First, it costs jobs. If we understand anything about economics, we understand that if you raise the price of a commodity there will be less demand for that commodity. That’s just as true of labor as it is of beef, cement, or automobiles. Teenage unemployment is currently at 20.7 percent (black teenage unemployment is at a horrendous 38 percent). Raising the minimum wage will increase that unemployment or the law of supply and demand is false. A job at a subpar wage is a lot better than no job at all. That’s especially true as very few full-time employees stay at the minimum wage they started at. Once they acquire some skills and become more valuable to the employer, they start getting raises. Raising the minimum wage just keeps them from getting on that all-important first rung of the ladder.

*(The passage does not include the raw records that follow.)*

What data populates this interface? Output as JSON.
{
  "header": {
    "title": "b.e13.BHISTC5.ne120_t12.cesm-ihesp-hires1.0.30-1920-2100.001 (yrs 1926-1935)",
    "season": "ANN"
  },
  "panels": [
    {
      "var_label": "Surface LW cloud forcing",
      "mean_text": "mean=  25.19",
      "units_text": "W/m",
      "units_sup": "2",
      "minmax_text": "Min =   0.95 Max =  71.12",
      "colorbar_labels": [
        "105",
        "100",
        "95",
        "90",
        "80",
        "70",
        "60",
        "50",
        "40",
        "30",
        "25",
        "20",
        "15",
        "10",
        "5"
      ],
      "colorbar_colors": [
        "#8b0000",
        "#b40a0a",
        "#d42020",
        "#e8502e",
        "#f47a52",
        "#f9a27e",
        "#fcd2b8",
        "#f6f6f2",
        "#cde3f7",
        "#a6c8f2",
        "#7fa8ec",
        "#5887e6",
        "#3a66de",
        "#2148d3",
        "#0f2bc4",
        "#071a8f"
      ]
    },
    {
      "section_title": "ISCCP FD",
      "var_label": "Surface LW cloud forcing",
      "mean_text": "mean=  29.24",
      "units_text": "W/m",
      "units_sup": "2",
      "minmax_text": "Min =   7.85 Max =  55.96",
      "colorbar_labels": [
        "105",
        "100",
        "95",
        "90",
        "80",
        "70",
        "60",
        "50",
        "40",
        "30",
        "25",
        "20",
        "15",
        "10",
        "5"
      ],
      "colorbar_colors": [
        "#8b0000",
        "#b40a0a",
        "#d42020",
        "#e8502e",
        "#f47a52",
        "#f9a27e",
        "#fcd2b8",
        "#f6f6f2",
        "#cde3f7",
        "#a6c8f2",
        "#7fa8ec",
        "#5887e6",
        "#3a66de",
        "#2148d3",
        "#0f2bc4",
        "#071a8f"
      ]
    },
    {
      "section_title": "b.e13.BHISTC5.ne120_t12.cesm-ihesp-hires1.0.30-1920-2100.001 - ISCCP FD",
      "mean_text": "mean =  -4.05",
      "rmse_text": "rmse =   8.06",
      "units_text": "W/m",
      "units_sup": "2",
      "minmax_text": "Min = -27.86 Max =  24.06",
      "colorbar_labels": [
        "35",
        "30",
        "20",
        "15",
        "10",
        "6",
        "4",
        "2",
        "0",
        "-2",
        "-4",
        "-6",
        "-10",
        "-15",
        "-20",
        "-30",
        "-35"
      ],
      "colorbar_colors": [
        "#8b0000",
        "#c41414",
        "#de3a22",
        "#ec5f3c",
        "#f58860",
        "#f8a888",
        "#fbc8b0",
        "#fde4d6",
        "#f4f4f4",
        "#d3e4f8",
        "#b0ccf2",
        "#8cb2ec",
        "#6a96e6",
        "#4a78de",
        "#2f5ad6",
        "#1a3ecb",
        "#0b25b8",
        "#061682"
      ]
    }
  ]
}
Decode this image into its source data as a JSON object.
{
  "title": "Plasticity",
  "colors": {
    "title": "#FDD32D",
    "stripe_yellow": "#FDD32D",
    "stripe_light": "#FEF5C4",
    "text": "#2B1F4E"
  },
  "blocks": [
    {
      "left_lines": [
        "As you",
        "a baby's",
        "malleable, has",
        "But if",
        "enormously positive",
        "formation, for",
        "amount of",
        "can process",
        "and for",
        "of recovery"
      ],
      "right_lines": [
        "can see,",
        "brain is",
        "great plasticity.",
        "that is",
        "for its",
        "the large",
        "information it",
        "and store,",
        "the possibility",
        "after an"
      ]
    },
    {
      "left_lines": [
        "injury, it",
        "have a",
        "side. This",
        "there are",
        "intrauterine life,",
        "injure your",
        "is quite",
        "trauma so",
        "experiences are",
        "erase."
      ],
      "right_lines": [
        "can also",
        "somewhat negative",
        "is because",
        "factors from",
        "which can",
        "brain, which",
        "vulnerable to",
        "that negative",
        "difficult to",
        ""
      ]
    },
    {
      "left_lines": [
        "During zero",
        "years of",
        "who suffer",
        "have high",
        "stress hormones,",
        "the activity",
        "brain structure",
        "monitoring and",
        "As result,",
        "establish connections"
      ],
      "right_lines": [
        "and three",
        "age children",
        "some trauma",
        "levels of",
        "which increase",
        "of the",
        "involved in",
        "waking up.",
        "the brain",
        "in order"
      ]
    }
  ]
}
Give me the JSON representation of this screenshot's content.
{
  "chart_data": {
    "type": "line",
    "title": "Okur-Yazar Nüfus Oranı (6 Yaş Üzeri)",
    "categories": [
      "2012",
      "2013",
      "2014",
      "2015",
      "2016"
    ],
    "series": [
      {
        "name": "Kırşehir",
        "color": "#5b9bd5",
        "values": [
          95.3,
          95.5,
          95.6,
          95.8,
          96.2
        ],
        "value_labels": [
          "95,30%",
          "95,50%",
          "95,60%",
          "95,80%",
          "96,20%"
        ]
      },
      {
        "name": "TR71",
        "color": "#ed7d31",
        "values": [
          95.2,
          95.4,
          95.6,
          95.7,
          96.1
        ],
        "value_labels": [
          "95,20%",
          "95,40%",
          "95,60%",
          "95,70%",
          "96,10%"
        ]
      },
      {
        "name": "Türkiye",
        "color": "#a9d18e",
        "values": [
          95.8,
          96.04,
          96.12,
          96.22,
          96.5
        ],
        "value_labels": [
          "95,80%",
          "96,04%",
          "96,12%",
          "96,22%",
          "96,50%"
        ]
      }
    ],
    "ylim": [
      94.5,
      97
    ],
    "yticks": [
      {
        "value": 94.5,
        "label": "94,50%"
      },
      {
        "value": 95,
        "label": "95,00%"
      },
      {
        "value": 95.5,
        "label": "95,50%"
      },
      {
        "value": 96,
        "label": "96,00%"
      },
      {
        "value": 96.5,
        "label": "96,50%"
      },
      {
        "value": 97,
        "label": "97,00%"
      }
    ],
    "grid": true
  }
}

Second, it helps the wrong people. The typical minimum-wage earner is not a head of household or primary breadwinner. He’s a teenager flipping hamburgers or bagging groceries after school. Thirty-nine percent—well over a third—of minimum wage earners live in families with incomes at least three times the poverty level. The average family income of minimum wage earners is $48,000 a year.

Third, the people who need the help—heads of households—would be far better helped by the earned income tax credit, which is predicated on family income, not individual wages, with no economic disruption. In other words the EITC is a medicine with far fewer undesirable side effects than the minimum wage. One reason that politicians don’t like it is that it shows up on the federal books, adding to the deficit, which the minimum wage doesn’t.

Fourth, the reason the minimum wage is so strongly backed by labor unions (the prime lobbying force at work here) is that while few of their members earn the minimum wage, many of them contractually earn multiples of it. So raising the minimum wage for those earning $7.25 an hour bagging groceries also raises the wages of those earning, say, $29 an hour (plus benefits) as a skilled worker. In other words, raising the minimum wage tends to raise the price of labor across the wage-earning spectrum, reducing the demand for labor across that entire spectrum.

Fifth, raising the minimum wage will only accelerate the trend to robotics and automation replacing unskilled labor. Five years ago, the grocery store I often go to had fourteen checkout lines, all manned by clerks. Today it has fourteen checkout lines, six of them manned by computers. Jack up the minimum wage by 39 percent, as Obama wants to do, and do you think in a few years there might be only one line that’s manned by a minimum wage worker instead of a computer? I do.

The minimum wage is a classic example of a really lousy idea that, unexamined, sounds noble. It’s not, it’s economic poison.